Le très prolifique et aventureux Rudy Trouvé (ex-dEUS, Kiss My Jazz, Dead Man Ray,…) n’est pas homme à se reposer sur ses lauriers… Flanqué du batteur Eric Thielemans ainsi que de la chanteuse et reine de l’improvisation jazz, Lynn Cassiers, il vient de monter un nouveau projet qu’il a baptisé Tape Cuts Tape. La musique du trio privilégie l’improvisation et puise ses influences à la fois chez Cocteau Twins, Moondog, Brian Eno, le dub que le Krautrock teuton. Une bonne raison de croire que le résultat ne sera pas très accessible, mais assurément éclectique…
Publié sous la forme d’un vinyle, il y a quelques mois, « Pagan Recorder » est découpé en compos languissantes et climatiques, des compositions dominées par les riffs de guitare concédés par Rudy et les interventions vocales éthérées de Lynn Cassiers. Deux ans plus tôt, la formation avait entamé les sessions par des séances d’impro ; aussi, l’ambiance générale du premier album s’en ressent. Les mélodies ne se dévoilent que lorsqu’on fait abstraction des sonorités bizarres et parfois dissonantes. Des moments magiques qui nécessitent cependant une attention particulière de la part du mélomane. A cet instant, on peut dire que la formule est gagnante. A l’instar de « Heavy », dont les accords de guitare subtils et obsessionnels contrebalancent parfaitement les expérimentations électroniques, pendant que la voix délicate de Lynn Cassiers se pose avec beaucoup de classe. Ou « Petrol Blue », au cours duquel l’expression sonore, enrichie de bidouillages électro et alimentée par une boucle hypnotique, plonge dans l’univers quintessentiel de Portishead. Un des sommets de l’opus. Tout comme le plus rock « The Red » et le très atmosphérique « Chosen Profession », une plage de plus de 7 minutes au cours de laquelle Cassiers et Trouvé partagent un remarquable duo. Bien sûr, certaines plages pèchent par un excès d’expérimentation. Un peu comme s’il s’agissait de brouillons. D’autres encore s’évaporent dans l’interlude dispensable ou l’élucubration bruitiste. Et je pense tout particulièrement à « Exit », « Vaccum » ou encore l’horripilant « Kinder ».

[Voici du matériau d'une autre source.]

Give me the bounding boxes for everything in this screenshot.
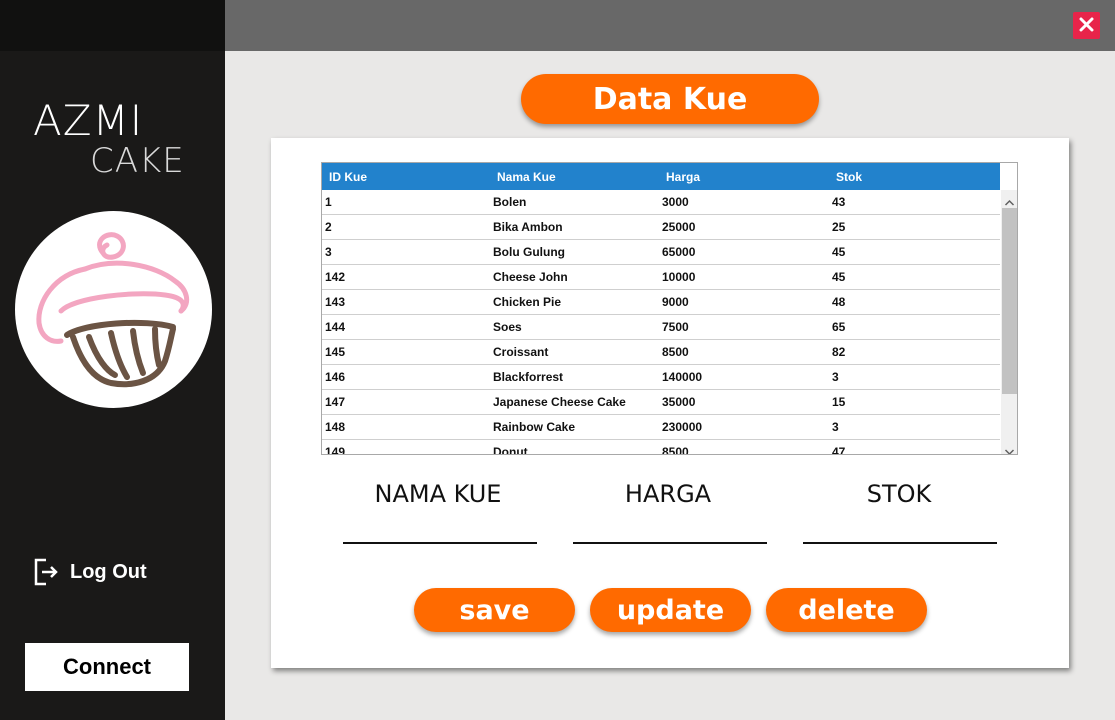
cell-nama: Cheese John [493, 270, 568, 284]
cell-id: 142 [325, 270, 346, 284]
column-header-harga[interactable]: Harga [666, 170, 700, 184]
cell-harga: 8500 [662, 345, 689, 359]
sidebar-header [0, 0, 225, 51]
brand-name: AZMI [33, 96, 144, 145]
cell-stok: 47 [832, 445, 846, 455]
cell-stok: 25 [832, 220, 846, 234]
close-icon [1079, 17, 1094, 35]
cell-stok: 3 [832, 420, 839, 434]
cell-harga: 35000 [662, 395, 696, 409]
cell-id: 2 [325, 220, 332, 234]
table-row[interactable]: 3 Bolu Gulung 65000 45 [322, 240, 1000, 265]
cell-id: 1 [325, 195, 332, 209]
cell-id: 147 [325, 395, 346, 409]
cell-harga: 3000 [662, 195, 689, 209]
connect-button[interactable]: Connect [25, 643, 189, 691]
cell-harga: 8500 [662, 445, 689, 455]
stok-label: STOK [866, 480, 932, 508]
table-row[interactable]: 149 Donut 8500 47 [322, 440, 1000, 455]
table-row[interactable]: 2 Bika Ambon 25000 25 [322, 215, 1000, 240]
logout-button[interactable]: Log Out [32, 556, 147, 588]
scrollbar-thumb[interactable] [1002, 208, 1017, 394]
table-scrollbar[interactable] [1001, 190, 1017, 454]
cell-nama: Bika Ambon [493, 220, 563, 234]
cell-id: 3 [325, 245, 332, 259]
nama-kue-input[interactable] [343, 512, 537, 544]
column-header-id[interactable]: ID Kue [329, 170, 367, 184]
cell-nama: Bolen [493, 195, 527, 209]
sidebar: AZMI CAKE Log Out Connect [0, 0, 225, 720]
brand-subname: CAKE [90, 141, 185, 181]
harga-label: HARGA [624, 480, 712, 508]
chevron-up-icon[interactable] [1004, 193, 1015, 206]
cell-nama: Blackforrest [493, 370, 564, 384]
logout-label: Log Out [70, 560, 147, 583]
table-row[interactable]: 144 Soes 7500 65 [322, 315, 1000, 340]
cell-stok: 65 [832, 320, 846, 334]
cupcake-logo-icon [15, 211, 212, 408]
table-row[interactable]: 145 Croissant 8500 82 [322, 340, 1000, 365]
cell-harga: 25000 [662, 220, 696, 234]
cell-stok: 3 [832, 370, 839, 384]
page-title: Data Kue [521, 74, 819, 124]
cell-id: 144 [325, 320, 346, 334]
top-bar [225, 0, 1115, 51]
harga-input[interactable] [573, 512, 767, 544]
cell-harga: 9000 [662, 295, 689, 309]
cell-nama: Soes [493, 320, 522, 334]
table-header: ID Kue Nama Kue Harga Stok [322, 163, 1000, 190]
table-body: 1 Bolen 3000 43 2 Bika Ambon 25000 25 3 Bolu Gu… [322, 190, 1000, 455]
update-button[interactable]: update [590, 588, 751, 632]
cell-nama: Croissant [493, 345, 549, 359]
cell-harga: 7500 [662, 320, 689, 334]
table-row[interactable]: 143 Chicken Pie 9000 48 [322, 290, 1000, 315]
cell-nama: Chicken Pie [493, 295, 562, 309]
cell-stok: 15 [832, 395, 846, 409]
table-row[interactable]: 1 Bolen 3000 43 [322, 190, 1000, 215]
cell-harga: 140000 [662, 370, 703, 384]
cell-harga: 230000 [662, 420, 703, 434]
cell-nama: Donut [493, 445, 528, 455]
cell-nama: Rainbow Cake [493, 420, 576, 434]
cell-stok: 82 [832, 345, 846, 359]
cell-stok: 45 [832, 270, 846, 284]
delete-button[interactable]: delete [766, 588, 927, 632]
table-row[interactable]: 147 Japanese Cheese Cake 35000 15 [322, 390, 1000, 415]
cell-harga: 10000 [662, 270, 696, 284]
cell-stok: 43 [832, 195, 846, 209]
save-button[interactable]: save [414, 588, 575, 632]
cell-id: 149 [325, 445, 346, 455]
cell-id: 148 [325, 420, 346, 434]
nama-kue-label: NAMA KUE [374, 480, 502, 508]
table-row[interactable]: 146 Blackforrest 140000 3 [322, 365, 1000, 390]
cell-stok: 45 [832, 245, 846, 259]
stok-input[interactable] [803, 512, 997, 544]
table-row[interactable]: 148 Rainbow Cake 230000 3 [322, 415, 1000, 440]
data-table[interactable]: ID Kue Nama Kue Harga Stok 1 Bolen 3000 43 … [321, 162, 1018, 455]
chevron-down-icon[interactable] [1004, 442, 1015, 454]
cell-nama: Bolu Gulung [493, 245, 565, 259]
close-button[interactable] [1073, 12, 1100, 39]
cell-id: 146 [325, 370, 346, 384]
cell-harga: 65000 [662, 245, 696, 259]
cell-stok: 48 [832, 295, 846, 309]
logout-icon [32, 556, 60, 588]
column-header-stok[interactable]: Stok [836, 170, 862, 184]
column-header-nama[interactable]: Nama Kue [497, 170, 556, 184]
table-row[interactable]: 142 Cheese John 10000 45 [322, 265, 1000, 290]
cell-nama: Japanese Cheese Cake [493, 395, 626, 409]
cell-id: 145 [325, 345, 346, 359]
cell-id: 143 [325, 295, 346, 309]
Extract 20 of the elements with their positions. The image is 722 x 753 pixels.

Bref, malgré ces quelques réserves, il faut saluer l’audace du trio pour s’être aventuré hors des sentiers battus. Et puis surtout d’être parvenu, en expérimentant, à proposer des compositions riches et intéressantes. Les mélomanes les plus exigeants, en recherche constante de nouveaux horizons sonores, devraient apprécier.